I had just dropped Willem off to play at a friend's house and decided I would try to squeeze in a walk on our local trails before I picked him back up. My outfit was something of an embarrassment to me. I didn't really have shorts to wear (shorts are not my friend), and my one pair of sweatpants has no pockets for my keys, so I had to wear jeans.
That might not seem like a big deal, but I live in a land where even casual walkers swathe themselves in multiple layers of technical fabrics. One single athlete might be wearing leggings, cropped pants, and a long-sleeved fleece pullover over a moisture-wicking tee shirt, topped with a vest and a pack. Like as not some sort of hat or headband would be involved.
I, on the other hand, was wearing the cotton tee shirt of my work uniform (why get another shirt dirty?) and the aforementioned jeans. My tennis shoes, while comfortable, were an especial cause of psychic pain. They were purchased back when I used to do a step workout to a VHS tape, which tells you how outdated they are. They are solid white, leather, and seamed in parallel lines so they puff up all over like the Michelin Man. Because I had only worn them indoors, they were blindingly white. The overall effect was that of having slit open two brand-new volleyballs and and slid my feet inside.
Well, I went walking the trails in this outfit, and I accidentally went down a dead-end trail that struck me as familiar (because it was the one place I was supposed to avoid going) and I soon found myself questioning whether or not I was going to make it back on time to get Willem.
I scrambled back up the muddy hill I'd gone down at a brisker pace than I had moved in years. I looked around when I got to the main trail to make sure there were no witnesses to what was about to happen. Then I jogged. Just a bit. IN JEANS.
I felt strangely exhilarated. I could have called and said I would be a few minutes late at any time, but I was determined not to. I walked as fast as I could and, when I was alone and was up for it, I jogged. Hardly at all, but some. For the first time in years.
I picked Willem up exactly on time, though my face was an alarming patchwork of deep red blotches and lighter white spots, and I was sweatier than I'd anticipated. I decided that, after a hiatus of 10 years, it was time to take up jogging again.
I chose a different, flatter trail for my first day out, and only jogged a few sections of it. I happened to be jogging when a fit man passed by going the other direction nodded and smiled at me and said, "Good work!"
I recognized his tone of voice--it was the same one I praised my kids with when they started using the potty.
"Do I look that sad? That hopelessly out of shape?" I asked Shaun when I got home. I'm not a rock star in any arena of life, but I had never thought of myself in need of pity encouragement.
He gave me a kind look. "I think it's the shoes," he said.
* * *
I have new shoes now, and a new habit.
I've lost an old habit, though, and it doesn't have anything to do with jogging; I've lost the habit of keeping this blog. Five hundred posts is a good long life. I wish I knew how many words that was. A book's worth?

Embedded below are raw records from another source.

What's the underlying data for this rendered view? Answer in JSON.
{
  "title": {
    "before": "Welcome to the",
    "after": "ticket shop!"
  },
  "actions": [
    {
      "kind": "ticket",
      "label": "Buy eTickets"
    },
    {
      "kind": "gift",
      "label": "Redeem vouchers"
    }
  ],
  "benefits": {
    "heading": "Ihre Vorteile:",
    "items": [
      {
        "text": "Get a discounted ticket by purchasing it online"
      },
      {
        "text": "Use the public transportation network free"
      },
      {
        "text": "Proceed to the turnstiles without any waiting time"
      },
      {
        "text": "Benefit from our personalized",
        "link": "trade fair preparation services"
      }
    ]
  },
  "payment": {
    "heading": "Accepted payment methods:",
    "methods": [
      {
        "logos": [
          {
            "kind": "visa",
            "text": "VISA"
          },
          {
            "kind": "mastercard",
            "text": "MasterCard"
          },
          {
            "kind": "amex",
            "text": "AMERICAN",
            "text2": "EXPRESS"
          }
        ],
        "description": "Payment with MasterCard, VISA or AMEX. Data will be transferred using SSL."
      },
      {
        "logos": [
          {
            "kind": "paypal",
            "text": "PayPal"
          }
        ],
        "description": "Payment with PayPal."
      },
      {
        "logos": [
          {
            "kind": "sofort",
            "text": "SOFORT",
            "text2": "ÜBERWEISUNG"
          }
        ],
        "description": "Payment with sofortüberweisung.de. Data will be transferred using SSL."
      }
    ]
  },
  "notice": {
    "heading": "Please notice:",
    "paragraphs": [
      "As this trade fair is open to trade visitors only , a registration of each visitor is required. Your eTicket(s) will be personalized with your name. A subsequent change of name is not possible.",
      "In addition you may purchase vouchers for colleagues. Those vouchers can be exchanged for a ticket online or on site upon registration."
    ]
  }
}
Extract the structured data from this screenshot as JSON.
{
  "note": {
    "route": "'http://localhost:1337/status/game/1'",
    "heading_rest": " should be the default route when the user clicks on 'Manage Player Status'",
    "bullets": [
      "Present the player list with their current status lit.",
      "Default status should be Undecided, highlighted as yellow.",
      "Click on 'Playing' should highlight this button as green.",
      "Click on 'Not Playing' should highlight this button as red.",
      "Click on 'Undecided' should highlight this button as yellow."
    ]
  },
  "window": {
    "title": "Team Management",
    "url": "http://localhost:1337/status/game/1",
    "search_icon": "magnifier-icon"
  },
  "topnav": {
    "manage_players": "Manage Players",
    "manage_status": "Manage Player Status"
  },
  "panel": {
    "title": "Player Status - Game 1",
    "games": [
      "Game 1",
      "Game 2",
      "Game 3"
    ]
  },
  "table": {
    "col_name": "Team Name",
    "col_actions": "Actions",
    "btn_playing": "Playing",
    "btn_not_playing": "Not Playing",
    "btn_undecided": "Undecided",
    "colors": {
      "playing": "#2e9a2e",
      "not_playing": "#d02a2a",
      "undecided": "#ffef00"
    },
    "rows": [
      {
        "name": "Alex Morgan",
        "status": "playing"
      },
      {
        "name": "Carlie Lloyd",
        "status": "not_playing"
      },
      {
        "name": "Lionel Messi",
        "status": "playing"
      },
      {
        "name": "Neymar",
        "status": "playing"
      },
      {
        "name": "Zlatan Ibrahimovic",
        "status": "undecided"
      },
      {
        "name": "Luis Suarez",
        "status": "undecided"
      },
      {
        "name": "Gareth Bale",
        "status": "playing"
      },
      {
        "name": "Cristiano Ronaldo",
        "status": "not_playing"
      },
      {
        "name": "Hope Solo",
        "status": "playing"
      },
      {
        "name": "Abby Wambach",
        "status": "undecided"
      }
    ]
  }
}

I haven't been writing much of anything in the past few years, and I want to change that. After eight years of blogging, I've learned that I don't want to be a blogger. I do want to be a writer with a blog.
So, while I won't be updating regularly, this is still my little home on the internet. I plan to do some housekeeping (add contact info, take away the blogroll graveyard in the sidebar, link to my work elsewhere) so people who find their way here will know that this is not a dead, abandoned place. I'm just turning off the lights and shutting the door behind me. For now.